My desire to create tangible material records of transient interactions drives my artistic practice.

In some drawings, I mix ceramic slip and fabric dye and pour it on torn newsprint. As the mixture deposits its pigment and shrinks, the paper responds by absorbing and buckling. Upon evaporating the clay flakes off, and I carefully sew it into place or collect it to install alongside the piece. I slice through drafting film and weave in the newsprint fragments, and add geometric shapes to counteract the clay spillage. These drawings have a decidedly aerial perspective. My mother worked at a satellite imagery lab for the US Geological Survey during the first 25 years of my life. When I was high school, I saw aerial images of Kuwaiti oil derricks on fire during the first Iraq war. 17 years later, I used the process described above to produce an uncanny remaking of the Kuwait images, which I rediscovered only after completing the drawing. I had subconsciously archived these photographs in my teen mind, and unintentionally conjured them through my adult hand.

These interactions are set into motion by me, but generate their own momentum and decide their own fate.

Choreographer Lily Skove and I wanted to capture water’s attraction to itself. I combined water with various colors of acrylic paint in containers while she set up the video camera. We put the paper on a slight incline. In one 13-minute take, I poured each color in response to our shared perception—sometimes spoken, often unspoken—of what the composition needed. “Red, brown…pause…purple, blue, purple…pause…y-e-l-l-o-w…” At first the water forged its own paths, the leading edge rushing into the paper’s expanse. Later, it would course into the already established pathways despite our desire for new ones. Even a full container of black could not force the rivers to jump their banks.

Often I start with an idea of what I want to document, but the end result is much different than I expect.

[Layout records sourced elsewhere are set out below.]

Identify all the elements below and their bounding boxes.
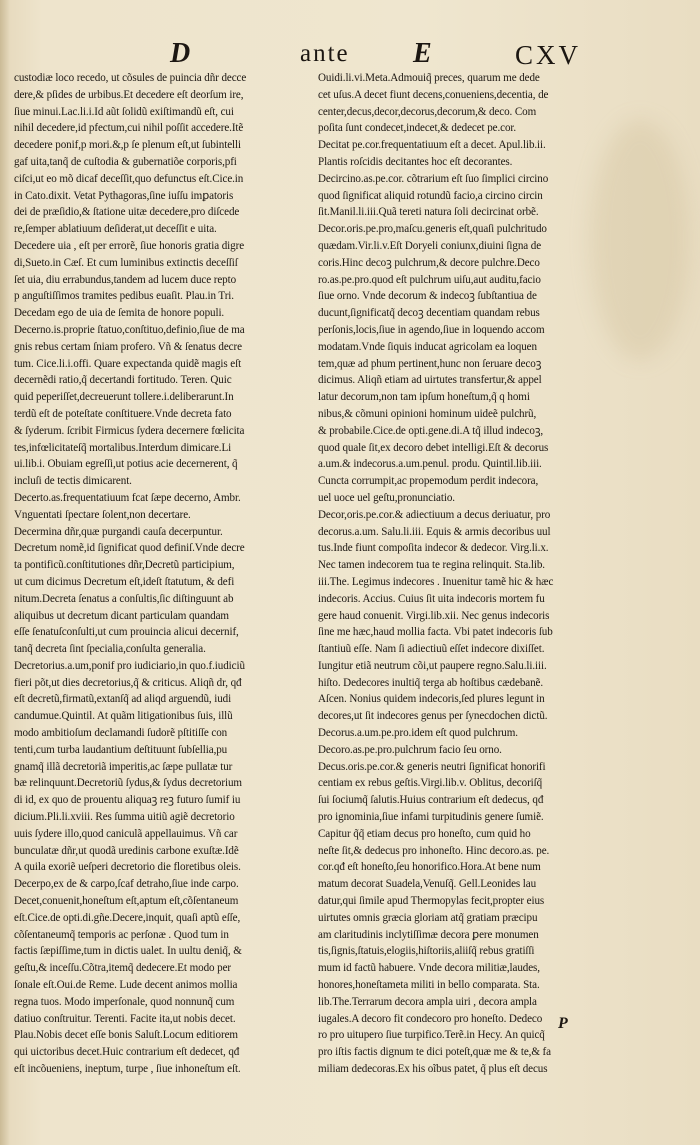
text-line: lib.The.Terrarum decora ampla uiri , decora ampla — [318, 995, 537, 1008]
text-line: Decerto.as.frequentatiuum fcat ſæpe decerno, Ambr. — [14, 491, 241, 504]
text-line: ta pontificũ.conſtitutiones dñr,Decretũ participium, — [14, 559, 235, 572]
text-line: gnis rebus certam ſniam profero. Vñ & ſenatus decre — [14, 340, 242, 353]
text-line: A quila exoriẽ ueſperi decretorio die floretibus oleis. — [14, 861, 241, 874]
text-line: terdũ eſt de poteſtate conſtituere.Vnde decreta fato — [14, 407, 232, 420]
text-line: Vnguentati ſpectare ſolent,non decertare. — [14, 508, 191, 521]
text-line: am claritudinis inclytiſſimæ decora ꝑere monumen — [318, 928, 539, 941]
text-line: modatam.Vnde ſiquis inducat agricolam ea loquen — [318, 340, 537, 353]
text-line: dei de præſidio,& ſtatione uitæ decedere,pro diſcede — [14, 206, 240, 219]
text-line: Decorus.a.um.pe.pro.idem eſt quod pulchrum. — [318, 727, 518, 740]
text-line: coris.Hinc decoꝫ pulchrum,& decore pulchre.Deco — [318, 256, 540, 269]
text-line: eſt.Cice.de opti.di.gñe.Decere,inquit, quaſi aptũ eſſe, — [14, 911, 241, 924]
text-line: nitum.Decreta ſenatus a conſultis,ſic diſtinguunt ab — [14, 592, 234, 605]
text-line: tes,infœlicitateſq̃ mortalibus.Interdum dimicare.Li — [14, 441, 232, 454]
text-line: honores,honeſtameta militi in bello comparata. Sta. — [318, 979, 540, 992]
text-line: Decoro.as.pe.pro.pulchrum facio ſeu orno. — [318, 743, 502, 756]
text-line: ro pro uitupero ſiue turpifico.Terẽ.in Hecy. An quicq̃ — [318, 1029, 545, 1042]
text-line: nibus,& cõmuni opinioni hominum uideẽ pulchrũ, — [318, 407, 537, 420]
text-line: ſui ſociumq̃ ſalutis.Huius contrarium eſt dedecus, qđ — [318, 794, 544, 807]
text-line: datur,qui ſimile apud Thermopylas fecit,propter eius — [318, 895, 545, 908]
text-line: Plau.Nobis decet eſſe bonis Saluſt.Locum editiorem — [14, 1029, 238, 1042]
text-line: incluſi de tectis dimicarent. — [14, 475, 132, 488]
text-line: qui uictoribus decet.Huic contrarium eſt dedecet, qđ — [14, 1046, 240, 1059]
text-line: custodiæ loco recedo, ut cõsules de puincia dñr decce — [14, 72, 247, 84]
text-line: ſiue minui.Lac.li.i.Id aũt ſolidũ exiſtimandũ eſt, cui — [14, 105, 234, 118]
text-line: pro iſtis factis dignum te dici poteſt,quæ me & te,& fa — [318, 1046, 551, 1059]
text-line: gnamq̃ illã decretoriã imperitis,ac ſæpe pullatæ tur — [14, 760, 233, 773]
text-line: perſonis,locis,ſiue in agendo,ſiue in loquendo accom — [318, 323, 545, 336]
text-line: ſine me hæc,haud mollia facta. Vbi patet indecoris ſub — [318, 626, 553, 639]
text-line: uel uoce uel geſtu,pronunciatio. — [318, 491, 455, 504]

Nearly every birth, death, illness and major life transition at St. Andrew Lutheran Church is marked with a quilt or prayer shawl. Thousands are made and given to congregation members and community organizations. They go all over the world. I imagined a thread tied to each of these items, and the resulting net it would create. My idea was to make that fabric of care visible to St. Andrew. Both a 1943 article by anthropologist Margaret Mead and the Jewish tradition of building sukkahs (temporary tent-like structures) inspired this idea. During my one-week residency, I interviewed quilting and crochet groups, and led a workshop on taking portraits of people with fabric items they’ve received. Congregation members of all ages visited and photographed each other in their homes; I am still collecting these images. We also made a one-day installation using the theme of tents. It needed to be very temporary and inexpensive, so we draped quilt faces in the lobby space and displayed paper-sized quilts made during a workshop with the preschool children. I continue to work on book of their photographs, and am thinking about another installation of quilt faces to be shown in galleries. However, the biggest and most meaningful surprise has been that they have embraced the theme “A Fabric of Care” as part of how they talk about their community. They have adopted this idea and made it their own.

Through my work, I am asking, “Can you see what I see?”